La souveraineté alimentaire comme horizon
L’atelier réunit autorités, partenaires techniques et financiers, banques et professionnels autour d’un objectif clair : réduire la dépendance aux importations de produits avicoles, notamment les poulets congelés qui inondent le marché local. Pour Mohamar Sanfang Cissé, chef de cabinet du ministère de l’Élevage, la filière avicole est un « levier majeur de transformation économique, de création d’emplois et de lutte contre la pauvreté ». La stratégie nationale entend ainsi bâtir une filière moderne et compétitive, capable de répondre à la demande intérieure tout en créant des chaînes de valeur locales.
Une dynamique portée par Simandou 2040
Cet effort de planification sectorielle s’inscrit dans la feuille de route plus large du président Mamadi Doumbouya, le programme Simandou 2040. Initialement centré sur l’exploitation du méga-gisement de fer, ce plan a été élargi à l’industrialisation de l’ensemble de l’économie. L’aviculture, souvent négligée au profit des industries extractives, bénéficie ainsi d’une attention politique nouvelle. Cela témoigne d’une volonté de diversifier les sources de croissance et de renforcer la résilience alimentaire du pays.
Des défis sécuritaires et régionaux à prendre en compte
Le contexte ouest-africain reste marqué par l’insécurité et les fragilités. En mai 2026, des frappes aériennes ont visé Kidal, au Mali, tandis que des explosions de mines continuent de faire des victimes civiles, comme celle survenue dans la forêt du Baoulé. La situation géographique du Mali, pays sans littoral, accroît les menaces de diffusion du jihadisme dans la sous-région, selon des analyses récentes. Pour la Guinée, voisine de ces foyers de tension, la consolidation de souverainetés nationales – qu’elles soient sécuritaires ou alimentaires – devient une priorité stratégique.
Le financement, clé de la modernisation
L’un des enjeux majeurs de cette stratégie est le financement. La secrétaire générale Halimatou Sirandou Diallo a évoqué la nécessité de mécanismes adaptés, incluant des solutions assurantielles et des modèles de réussite inspirants. Le recours aux partenaires techniques et financiers, comme la Banque mondiale ou l’IFC – qui discutait en mai 2026 avec le Mali de priorités agricoles – pourrait jouer un rôle déterminant.
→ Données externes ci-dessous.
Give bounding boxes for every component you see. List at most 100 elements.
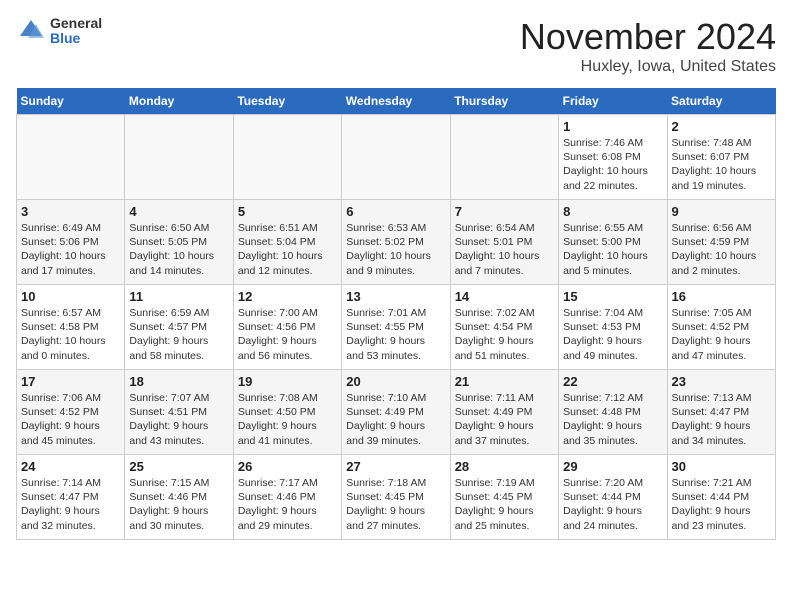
day-number: 8 (563, 204, 662, 219)
calendar-cell: 30Sunrise: 7:21 AM Sunset: 4:44 PM Dayli… (667, 455, 775, 540)
day-info: Sunrise: 7:17 AM Sunset: 4:46 PM Dayligh… (238, 476, 337, 533)
day-info: Sunrise: 7:00 AM Sunset: 4:56 PM Dayligh… (238, 306, 337, 363)
calendar-cell: 7 Sunrise: 6:54 AM Sunset: 5:01 PM Daylig… (450, 200, 558, 285)
day-number: 6 (346, 204, 445, 219)
calendar-cell: 8Sunrise: 6:55 AM Sunset: 5:00 PM Daylig… (559, 200, 667, 285)
calendar-body: 1 Sunrise: 7:46 AM Sunset: 6:08 PM Daylig… (17, 115, 776, 540)
calendar-cell: 14Sunrise: 7:02 AM Sunset: 4:54 PM Dayli… (450, 285, 558, 370)
day-number: 22 (563, 374, 662, 389)
calendar-cell: 15 Sunrise: 7:04 AM Sunset: 4:53 PM Dayli… (559, 285, 667, 370)
calendar-cell: 5 Sunrise: 6:51 AM Sunset: 5:04 PM Daylig… (233, 200, 341, 285)
day-number: 27 (346, 459, 445, 474)
day-info: Sunrise: 7:06 AM Sunset: 4:52 PM Dayligh… (21, 391, 120, 448)
day-number: 14 (455, 289, 554, 304)
calendar-cell: 13 Sunrise: 7:01 AM Sunset: 4:55 PM Dayli… (342, 285, 450, 370)
calendar-cell (450, 115, 558, 200)
calendar-cell: 29 Sunrise: 7:20 AM Sunset: 4:44 PM Dayli… (559, 455, 667, 540)
header: General Blue November 2024 Huxley, Iowa,… (16, 16, 776, 76)
day-info: Sunrise: 6:51 AM Sunset: 5:04 PM Dayligh… (238, 221, 337, 278)
day-number: 1 (563, 119, 662, 134)
calendar-cell: 10 Sunrise: 6:57 AM Sunset: 4:58 PM Dayli… (17, 285, 125, 370)
location-title: Huxley, Iowa, United States (520, 58, 776, 76)
day-info: Sunrise: 7:48 AM Sunset: 6:07 PM Dayligh… (672, 136, 771, 193)
weekday-header-cell: Tuesday (233, 88, 341, 115)
weekday-header-cell: Thursday (450, 88, 558, 115)
day-info: Sunrise: 7:14 AM Sunset: 4:47 PM Dayligh… (21, 476, 120, 533)
day-info: Sunrise: 7:01 AM Sunset: 4:55 PM Dayligh… (346, 306, 445, 363)
day-info: Sunrise: 6:54 AM Sunset: 5:01 PM Dayligh… (455, 221, 554, 278)
day-number: 19 (238, 374, 337, 389)
day-info: Sunrise: 7:46 AM Sunset: 6:08 PM Dayligh… (563, 136, 662, 193)
day-info: Sunrise: 7:05 AM Sunset: 4:52 PM Dayligh… (672, 306, 771, 363)
calendar-cell: 11Sunrise: 6:59 AM Sunset: 4:57 PM Dayli… (125, 285, 233, 370)
day-number: 5 (238, 204, 337, 219)
day-info: Sunrise: 7:15 AM Sunset: 4:46 PM Dayligh… (129, 476, 228, 533)
logo-general-text: General (50, 16, 102, 31)
calendar-cell (17, 115, 125, 200)
day-number: 29 (563, 459, 662, 474)
calendar-cell: 22 Sunrise: 7:12 AM Sunset: 4:48 PM Dayli… (559, 370, 667, 455)
day-number: 17 (21, 374, 120, 389)
day-number: 12 (238, 289, 337, 304)
calendar-table: SundayMondayTuesdayWednesdayThursdayFrid… (16, 88, 776, 540)
month-title: November 2024 (520, 16, 776, 58)
day-info: Sunrise: 7:13 AM Sunset: 4:47 PM Dayligh… (672, 391, 771, 448)
day-info: Sunrise: 7:10 AM Sunset: 4:49 PM Dayligh… (346, 391, 445, 448)
calendar-cell: 19 Sunrise: 7:08 AM Sunset: 4:50 PM Dayli… (233, 370, 341, 455)
calendar-cell: 23 Sunrise: 7:13 AM Sunset: 4:47 PM Dayli… (667, 370, 775, 455)
day-info: Sunrise: 7:11 AM Sunset: 4:49 PM Dayligh… (455, 391, 554, 448)
calendar-cell (125, 115, 233, 200)
calendar-week-row: 3 Sunrise: 6:49 AM Sunset: 5:06 PM Daylig… (17, 200, 776, 285)
day-number: 11 (129, 289, 228, 304)
calendar-cell: 27 Sunrise: 7:18 AM Sunset: 4:45 PM Dayli… (342, 455, 450, 540)
day-info: Sunrise: 6:57 AM Sunset: 4:58 PM Dayligh… (21, 306, 120, 363)
calendar-cell: 2 Sunrise: 7:48 AM Sunset: 6:07 PM Daylig… (667, 115, 775, 200)
day-info: Sunrise: 6:49 AM Sunset: 5:06 PM Dayligh… (21, 221, 120, 278)
day-info: Sunrise: 6:53 AM Sunset: 5:02 PM Dayligh… (346, 221, 445, 278)
day-info: Sunrise: 7:07 AM Sunset: 4:51 PM Dayligh… (129, 391, 228, 448)
day-info: Sunrise: 7:04 AM Sunset: 4:53 PM Dayligh… (563, 306, 662, 363)
day-number: 23 (672, 374, 771, 389)
calendar-cell: 12 Sunrise: 7:00 AM Sunset: 4:56 PM Dayli… (233, 285, 341, 370)
day-info: Sunrise: 7:08 AM Sunset: 4:50 PM Dayligh… (238, 391, 337, 448)
day-info: Sunrise: 6:56 AM Sunset: 4:59 PM Dayligh… (672, 221, 771, 278)
calendar-cell: 18Sunrise: 7:07 AM Sunset: 4:51 PM Dayli… (125, 370, 233, 455)
day-info: Sunrise: 6:50 AM Sunset: 5:05 PM Dayligh… (129, 221, 228, 278)
day-number: 21 (455, 374, 554, 389)
calendar-cell: 24 Sunrise: 7:14 AM Sunset: 4:47 PM Dayli… (17, 455, 125, 540)
calendar-cell: 21 Sunrise: 7:11 AM Sunset: 4:49 PM Dayli… (450, 370, 558, 455)
logo: General Blue (16, 16, 102, 47)
day-number: 7 (455, 204, 554, 219)
day-number: 20 (346, 374, 445, 389)
calendar-cell: 3 Sunrise: 6:49 AM Sunset: 5:06 PM Daylig… (17, 200, 125, 285)
calendar-cell: 1 Sunrise: 7:46 AM Sunset: 6:08 PM Daylig… (559, 115, 667, 200)
day-number: 4 (129, 204, 228, 219)
day-number: 15 (563, 289, 662, 304)
weekday-header-cell: Friday (559, 88, 667, 115)
day-number: 13 (346, 289, 445, 304)
day-number: 9 (672, 204, 771, 219)
logo-blue-text: Blue (50, 31, 102, 46)
calendar-cell: 9 Sunrise: 6:56 AM Sunset: 4:59 PM Daylig… (667, 200, 775, 285)
day-number: 10 (21, 289, 120, 304)
title-area: November 2024 Huxley, Iowa, United State… (520, 16, 776, 76)
day-info: Sunrise: 7:18 AM Sunset: 4:45 PM Dayligh… (346, 476, 445, 533)
day-number: 28 (455, 459, 554, 474)
day-info: Sunrise: 7:12 AM Sunset: 4:48 PM Dayligh… (563, 391, 662, 448)
day-info: Sunrise: 7:19 AM Sunset: 4:45 PM Dayligh… (455, 476, 554, 533)
day-number: 24 (21, 459, 120, 474)
calendar-cell: 17 Sunrise: 7:06 AM Sunset: 4:52 PM Dayli… (17, 370, 125, 455)
calendar-cell: 6 Sunrise: 6:53 AM Sunset: 5:02 PM Daylig… (342, 200, 450, 285)
calendar-cell: 16 Sunrise: 7:05 AM Sunset: 4:52 PM Dayli… (667, 285, 775, 370)
calendar-week-row: 1 Sunrise: 7:46 AM Sunset: 6:08 PM Daylig… (17, 115, 776, 200)
day-number: 2 (672, 119, 771, 134)
calendar-cell: 4 Sunrise: 6:50 AM Sunset: 5:05 PM Daylig… (125, 200, 233, 285)
day-info: Sunrise: 7:20 AM Sunset: 4:44 PM Dayligh… (563, 476, 662, 533)
calendar-cell (233, 115, 341, 200)
weekday-header-cell: Saturday (667, 88, 775, 115)
day-info: Sunrise: 7:21 AM Sunset: 4:44 PM Dayligh… (672, 476, 771, 533)
weekday-header-cell: Monday (125, 88, 233, 115)
calendar-week-row: 10 Sunrise: 6:57 AM Sunset: 4:58 PM Dayli… (17, 285, 776, 370)
day-number: 3 (21, 204, 120, 219)
day-number: 16 (672, 289, 771, 304)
Toutefois, l’accès au crédit pour les petits producteurs reste un obstacle structurel dans la région.
Vers une filière intégrée et compétitive ?
Au-delà de l’atelier, la Guinée devra surmonter plusieurs goulets d’étranglement : formation des éleveurs, accès aux intrants, infrastructures de transformation et commercialisation. La concentration actuelle de l’élevage traditionnel (93 %) limite les gains de productivité. L’enjeu est donc de favoriser une transition vers des systèmes semi-intensifs, sans exclure les petits producteurs. L’expérience de pays comme le Sénégal ou la Côte d’Ivoire, qui ont développé une aviculture plus industrialisée, pourrait offrir des enseignements utiles.
En faisant de l’aviculture un pilier de sa stratégie de souveraineté alimentaire, la Guinée mise sur un secteur à fort potentiel de création d’emplois et de valeur ajoutée. Reste à savoir si les moyens humains et financiers suivront pour transformer une ambition présidentielle en réalité productive, dans une région où l’instabilité et la dépendance aux importations demeurent des défis communs.